Sanremo sta divenendo col passare degli anni qualcosa di più di un semplice festival. Alcuni mesi fa è uscito un libro di un giovane ricercatore, Leonardo Campus, intitolato “Non solo canzonette”. Tesi del libro è che la storia di un Paese si può indagare e capire anche attraverso un festival di musica leggera come Sanremo. Di qui la duplice lettura che possiamo fare di uno spettacolo come Sanremo story: da un lato l’aspetto ludico e d’evasione con novanta minuti circa di canzoni che spaziano
dal “Grazie dei fior” di Nilla Pizzi fino ai “Volo”; dall’altro la possibilità di leggere in filigrana la storia della nostra complicata e bella Italia.

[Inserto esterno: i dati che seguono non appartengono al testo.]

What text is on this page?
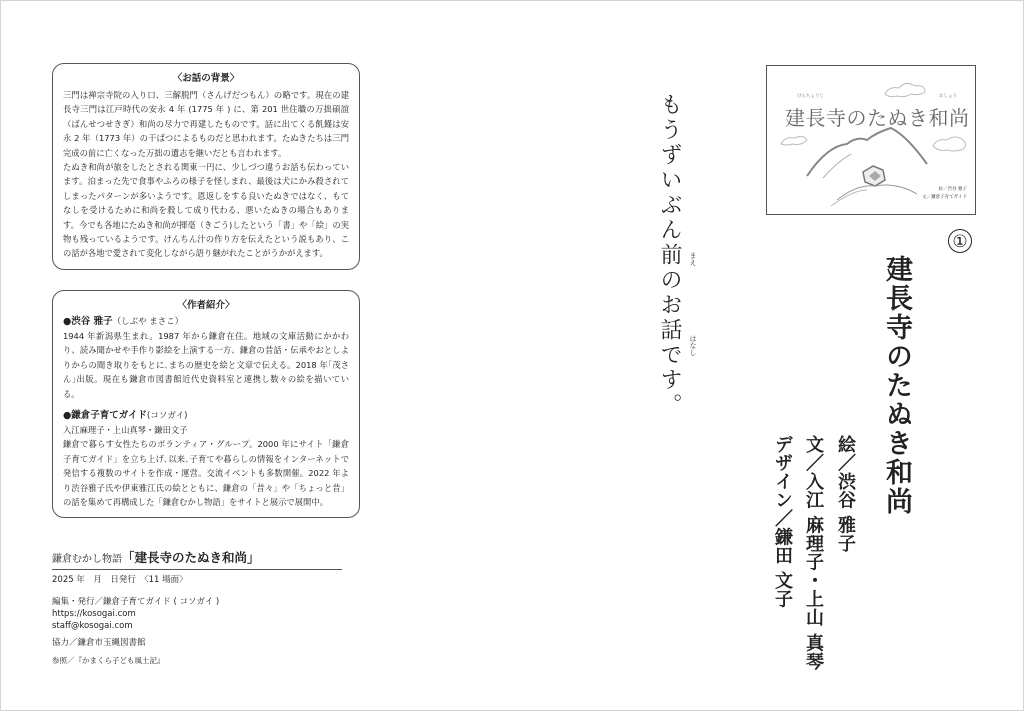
〈お話の背景〉

三門は禅宗寺院の入り口、三解脱門（さんげだつもん）の略です。現在の建長寺三門は江戸時代の安永 4 年 (1775 年 ) に、第 201 世住職の万拙碩誼（ばんせつせきぎ）和尚の尽力で再建したものです。話に出てくる飢饉は安永 2 年（1773 年）の干ばつによるものだと思われます。たぬきたちは三門完成の前に亡くなった万拙の遺志を継いだとも言われます。

たぬき和尚が旅をしたとされる関東一円に、少しづつ違うお話も伝わっています。泊まった先で食事やふろの様子を怪しまれ、最後は犬にかみ殺されてしまったパターンが多いようです。恩返しをする良いたぬきではなく、もてなしを受けるために和尚を殺して成り代わる、悪いたぬきの場合もあります。今でも各地にたぬき和尚が揮毫（きごう)したという「書」や「絵」の実物も残っているようです。けんちん汁の作り方を伝えたという説もあり、この話が各地で愛されて変化しながら語り継がれたことがうかがえます。

〈作者紹介〉
●渋谷 雅子（しぶや まさこ）

1944 年新潟県生まれ。1987 年から鎌倉在住。地域の文庫活動にかかわり、読み聞かせや手作り影絵を上演する一方、鎌倉の昔話・伝承やおとしよりからの聞き取りをもとに､まちの歴史を絵と文章で伝える。2018 年｢茂さん｣出版。現在も鎌倉市図書館近代史資料室と連携し数々の絵を描いている。

●鎌倉子育てガイド(コソガイ)
入江麻理子・上山真琴・鎌田文子

鎌倉で暮らす女性たちのボランティア・グループ。2000 年にサイト「鎌倉子育てガイド」を立ち上げ､以来､子育てや暮らしの情報をインターネットで発信する複数のサイトを作成・運営。交流イベントも多数開催。2022 年より渋谷雅子氏や伊東雅江氏の絵とともに、鎌倉の「昔々」や「ちょっと昔」の話を集めて再構成した「鎌倉むかし物語」をサイトと展示で展開中。

鎌倉むかし物語「建長寺のたぬき和尚」
2025 年　月　日発行　〈11 場面〉
編集・発行／鎌倉子育てガイド ( コソガイ )
https://kosogai.com
staff@kosogai.com
協力／鎌倉市玉縄図書館
参照／『かまくら子ども風土記』
けんちょうじ	おしょう
建長寺のたぬき和尚
絵／渋谷 雅子
文／鎌倉子育てガイド
もうずいぶん前のお話です。 まえ
はなし
①
建長寺のたぬき和尚
絵／渋谷 雅子
文／入江 麻理子・上山 真琴
デザイン／鎌田 文子
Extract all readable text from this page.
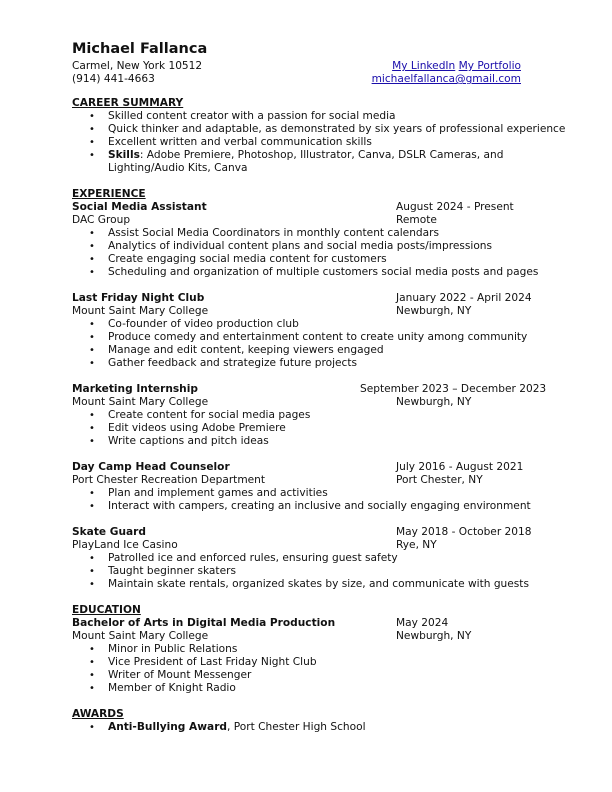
Michael Fallanca
Carmel, New York 10512
(914) 441-4663
My LinkedIn My Portfolio
michaelfallanca@gmail.com
CAREER SUMMARY
• Skilled content creator with a passion for social media
• Quick thinker and adaptable, as demonstrated by six years of professional experience
• Excellent written and verbal communication skills
• Skills: Adobe Premiere, Photoshop, Illustrator, Canva, DSLR Cameras, and Lighting/Audio Kits, Canva
EXPERIENCE
Social Media Assistant	August 2024 - Present
DAC Group	Remote
• Assist Social Media Coordinators in monthly content calendars
• Analytics of individual content plans and social media posts/impressions
• Create engaging social media content for customers
• Scheduling and organization of multiple customers social media posts and pages
Last Friday Night Club	January 2022 - April 2024
Mount Saint Mary College	Newburgh, NY
• Co-founder of video production club
• Produce comedy and entertainment content to create unity among community
• Manage and edit content, keeping viewers engaged
• Gather feedback and strategize future projects
Marketing Internship	September 2023 – December 2023
Mount Saint Mary College	Newburgh, NY
• Create content for social media pages
• Edit videos using Adobe Premiere
• Write captions and pitch ideas
Day Camp Head Counselor	July 2016 - August 2021
Port Chester Recreation Department	Port Chester, NY
• Plan and implement games and activities
• Interact with campers, creating an inclusive and socially engaging environment
Skate Guard	May 2018 - October 2018
PlayLand Ice Casino	Rye, NY
• Patrolled ice and enforced rules, ensuring guest safety
• Taught beginner skaters
• Maintain skate rentals, organized skates by size, and communicate with guests
EDUCATION
Bachelor of Arts in Digital Media Production	May 2024
Mount Saint Mary College	Newburgh, NY
• Minor in Public Relations
• Vice President of Last Friday Night Club
• Writer of Mount Messenger
• Member of Knight Radio
AWARDS
• Anti-Bullying Award, Port Chester High School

Partiti dal romantico gorgheggio della Pizzi ecco i costumi cambiare col miracolo economico annunciato dall’entusiasmante e magrittiano “Nel blu dipinto di blu” di Modugno, passare dai pudori ritrosi di Gigliola Cinquetti alla “Maledetta primavera” della Goggi, dalle malinconie di Tenco alle rabbia allegra di Rino Gaetano fino ad arrivare a ridosso degli anni Ottanta con le incursioni di Vasco Rossi, Zucchero, Tozzi, Morandi, Ruggeri…

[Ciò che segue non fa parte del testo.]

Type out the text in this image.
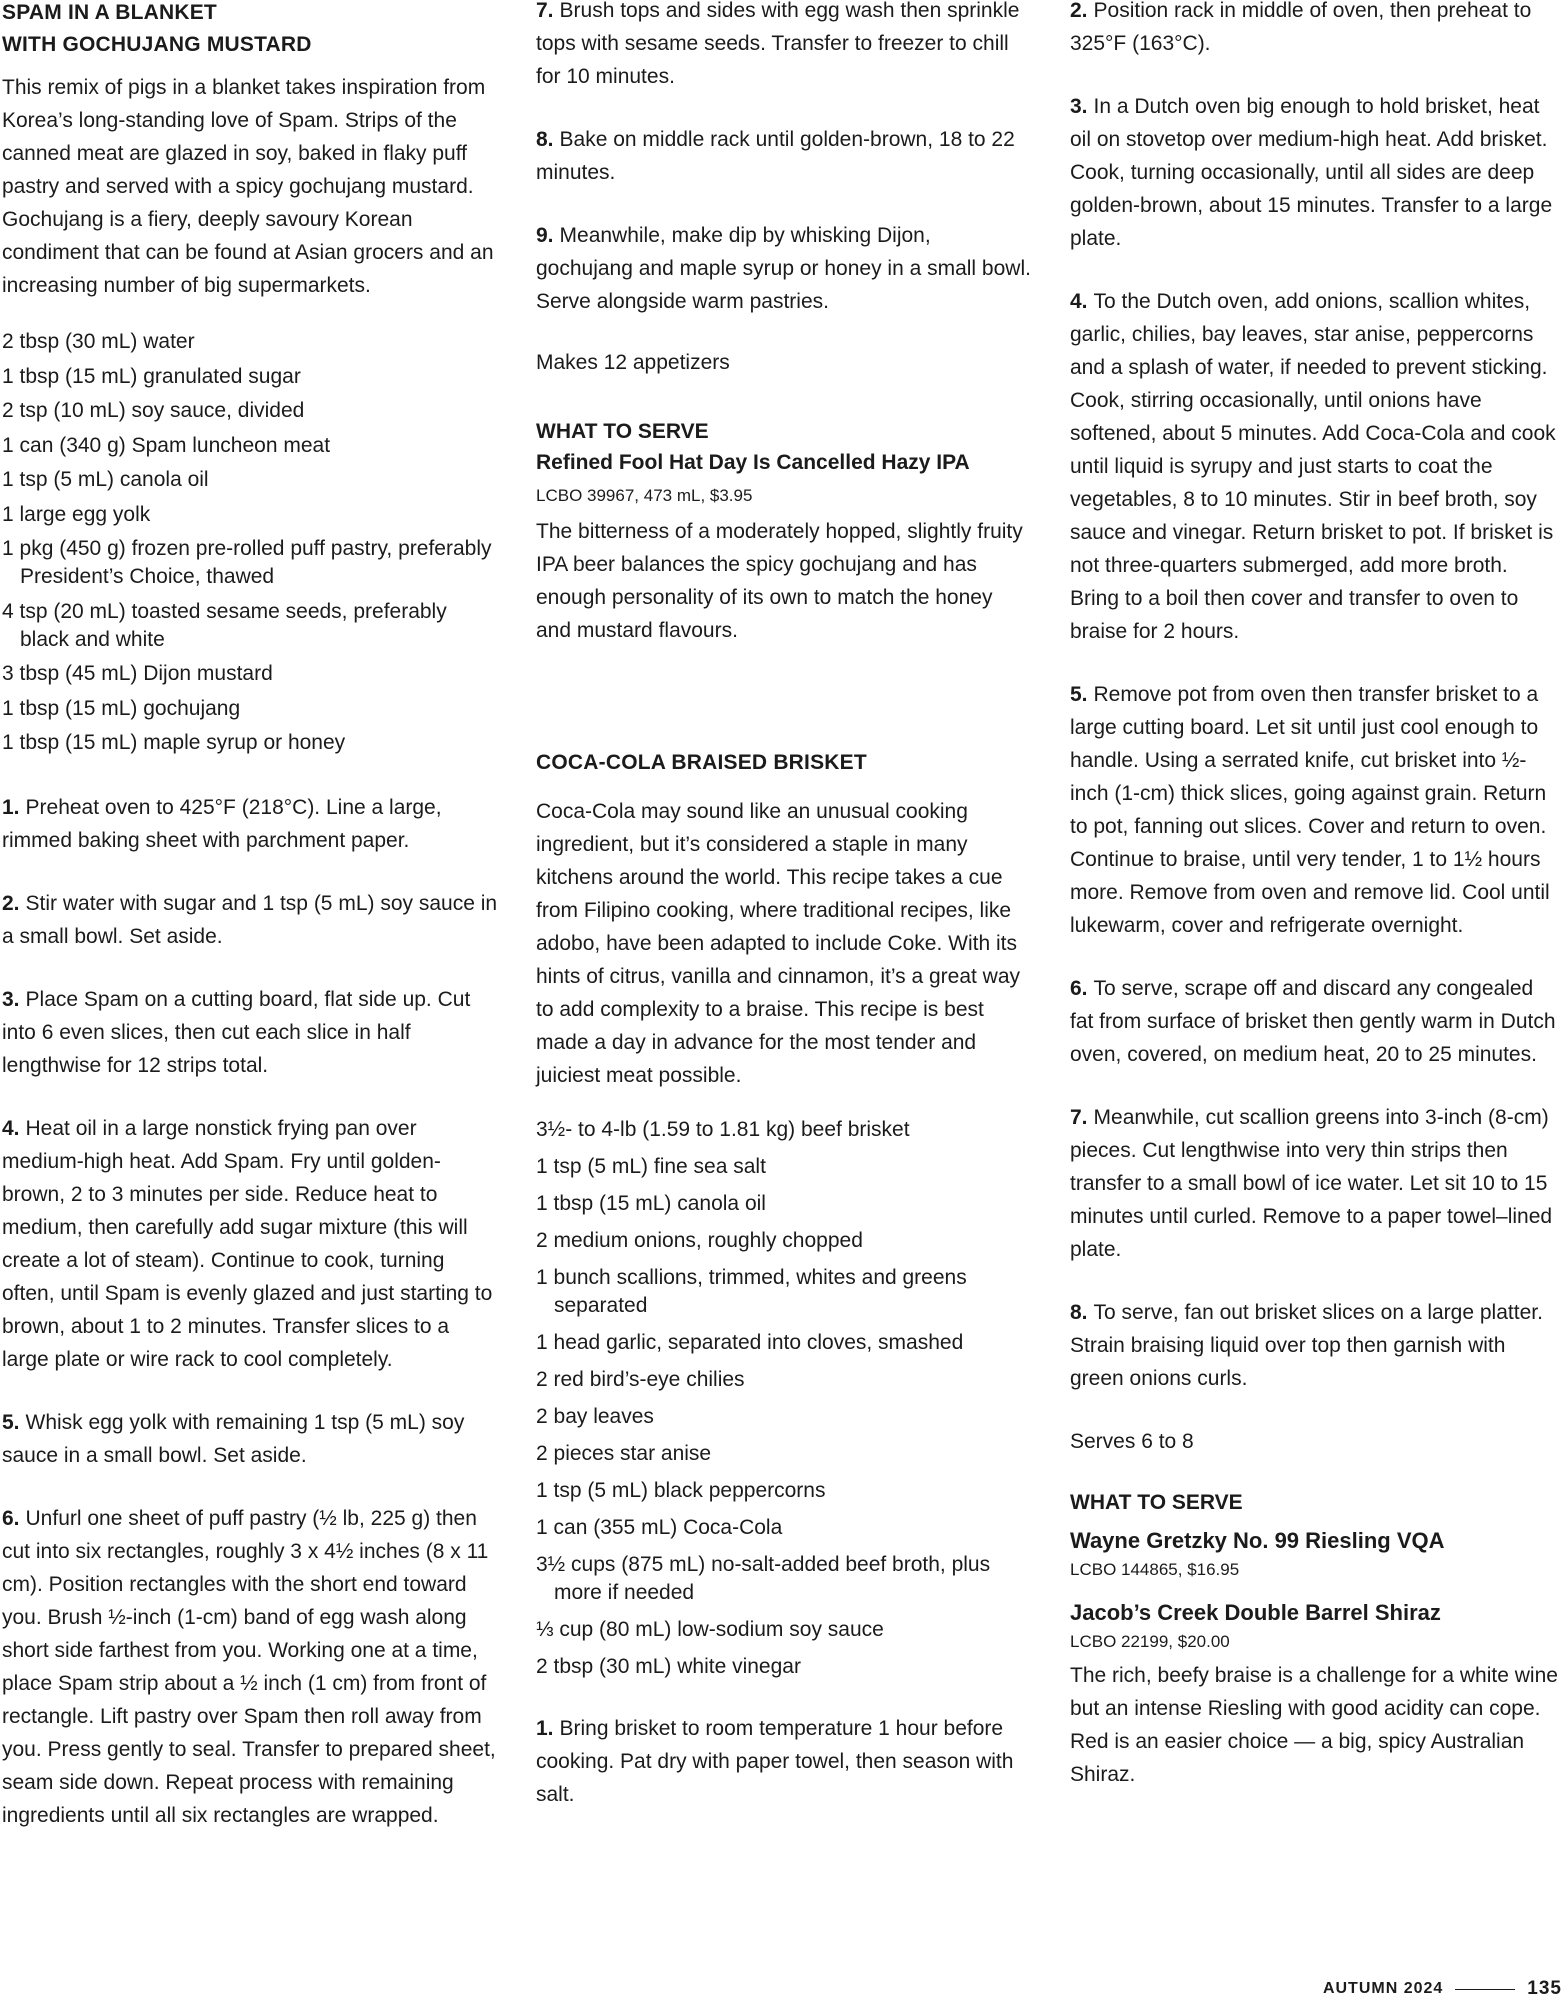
SPAM IN A BLANKET
WITH GOCHUJANG MUSTARD

This remix of pigs in a blanket takes inspiration from Korea’s long-standing love of Spam. Strips of the canned meat are glazed in soy, baked in flaky puff pastry and served with a spicy gochujang mustard. Gochujang is a fiery, deeply savoury Korean condiment that can be found at Asian grocers and an increasing number of big supermarkets.

2 tbsp (30 mL) water
1 tbsp (15 mL) granulated sugar
2 tsp (10 mL) soy sauce, divided
1 can (340 g) Spam luncheon meat
1 tsp (5 mL) canola oil
1 large egg yolk
1 pkg (450 g) frozen pre-rolled puff pastry, preferably President’s Choice, thawed
4 tsp (20 mL) toasted sesame seeds, preferably black and white
3 tbsp (45 mL) Dijon mustard
1 tbsp (15 mL) gochujang
1 tbsp (15 mL) maple syrup or honey

1. Preheat oven to 425°F (218°C). Line a large, rimmed baking sheet with parchment paper.

2. Stir water with sugar and 1 tsp (5 mL) soy sauce in a small bowl. Set aside.

3. Place Spam on a cutting board, flat side up. Cut into 6 even slices, then cut each slice in half lengthwise for 12 strips total.

4. Heat oil in a large nonstick frying pan over medium-high heat. Add Spam. Fry until golden-brown, 2 to 3 minutes per side. Reduce heat to medium, then carefully add sugar mixture (this will create a lot of steam). Continue to cook, turning often, until Spam is evenly glazed and just starting to brown, about 1 to 2 minutes. Transfer slices to a large plate or wire rack to cool completely.

5. Whisk egg yolk with remaining 1 tsp (5 mL) soy sauce in a small bowl. Set aside.

6. Unfurl one sheet of puff pastry (½ lb, 225 g) then cut into six rectangles, roughly 3 x 4½ inches (8 x 11 cm). Position rectangles with the short end toward you. Brush ½-inch (1-cm) band of egg wash along short side farthest from you. Working one at a time, place Spam strip about a ½ inch (1 cm) from front of rectangle. Lift pastry over Spam then roll away from you. Press gently to seal. Transfer to prepared sheet, seam side down. Repeat process with remaining ingredients until all six rectangles are wrapped.

7. Brush tops and sides with egg wash then sprinkle tops with sesame seeds. Transfer to freezer to chill for 10 minutes.

8. Bake on middle rack until golden-brown, 18 to 22 minutes.

9. Meanwhile, make dip by whisking Dijon, gochujang and maple syrup or honey in a small bowl. Serve alongside warm pastries.

Makes 12 appetizers

WHAT TO SERVE

Refined Fool Hat Day Is Cancelled Hazy IPA

LCBO 39967, 473 mL, $3.95

The bitterness of a moderately hopped, slightly fruity IPA beer balances the spicy gochujang and has enough personality of its own to match the honey and mustard flavours.

COCA-COLA BRAISED BRISKET

Coca-Cola may sound like an unusual cooking ingredient, but it’s considered a staple in many kitchens around the world. This recipe takes a cue from Filipino cooking, where traditional recipes, like adobo, have been adapted to include Coke. With its hints of citrus, vanilla and cinnamon, it’s a great way to add complexity to a braise. This recipe is best made a day in advance for the most tender and juiciest meat possible.

3½- to 4-lb (1.59 to 1.81 kg) beef brisket
1 tsp (5 mL) fine sea salt
1 tbsp (15 mL) canola oil
2 medium onions, roughly chopped
1 bunch scallions, trimmed, whites and greens separated
1 head garlic, separated into cloves, smashed
2 red bird’s-eye chilies
2 bay leaves
2 pieces star anise
1 tsp (5 mL) black peppercorns
1 can (355 mL) Coca-Cola
3½ cups (875 mL) no-salt-added beef broth, plus more if needed
⅓ cup (80 mL) low-sodium soy sauce
2 tbsp (30 mL) white vinegar

1. Bring brisket to room temperature 1 hour before cooking. Pat dry with paper towel, then season with salt.

2. Position rack in middle of oven, then preheat to 325°F (163°C).

3. In a Dutch oven big enough to hold brisket, heat oil on stovetop over medium-high heat. Add brisket. Cook, turning occasionally, until all sides are deep golden-brown, about 15 minutes. Transfer to a large plate.

4. To the Dutch oven, add onions, scallion whites, garlic, chilies, bay leaves, star anise, peppercorns and a splash of water, if needed to prevent sticking. Cook, stirring occasionally, until onions have softened, about 5 minutes. Add Coca-Cola and cook until liquid is syrupy and just starts to coat the vegetables, 8 to 10 minutes. Stir in beef broth, soy sauce and vinegar. Return brisket to pot. If brisket is not three-quarters submerged, add more broth. Bring to a boil then cover and transfer to oven to braise for 2 hours.

5. Remove pot from oven then transfer brisket to a large cutting board. Let sit until just cool enough to handle. Using a serrated knife, cut brisket into ½-inch (1-cm) thick slices, going against grain. Return to pot, fanning out slices. Cover and return to oven. Continue to braise, until very tender, 1 to 1½ hours more. Remove from oven and remove lid. Cool until lukewarm, cover and refrigerate overnight.

6. To serve, scrape off and discard any congealed fat from surface of brisket then gently warm in Dutch oven, covered, on medium heat, 20 to 25 minutes.

7. Meanwhile, cut scallion greens into 3-inch (8-cm) pieces. Cut lengthwise into very thin strips then transfer to a small bowl of ice water. Let sit 10 to 15 minutes until curled. Remove to a paper towel–lined plate.

8. To serve, fan out brisket slices on a large platter. Strain braising liquid over top then garnish with green onions curls.

Serves 6 to 8

WHAT TO SERVE

Wayne Gretzky No. 99 Riesling VQA

LCBO 144865, $16.95

Jacob’s Creek Double Barrel Shiraz

LCBO 22199, $20.00

The rich, beefy braise is a challenge for a white wine but an intense Riesling with good acidity can cope. Red is an easier choice — a big, spicy Australian Shiraz.

AUTUMN 2024	135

Insomma ce ne sono di cose da vivere e rivivere, situazioni e momenti che come una madeleine proustiana ci fanno riannusare il tempo perduto. Si affianca all’elemento canoro il tono scherzoso degli sketch degli stessi cantanti-attori che corrispono ai bravissimi Emanuele e Stefania Fresi con Toni Fornari, accompagnati in scena da Mimmo Sessa, Cristiana Polegri e Michele Ranieri. La re-gia è di Toni Fornari che ha scritto i testi insieme ad Augusto Fornari, Andrea Maia e Vincenzo Sinopoli. Il pubblico ha applaudito con entusiasmo l’esibizione.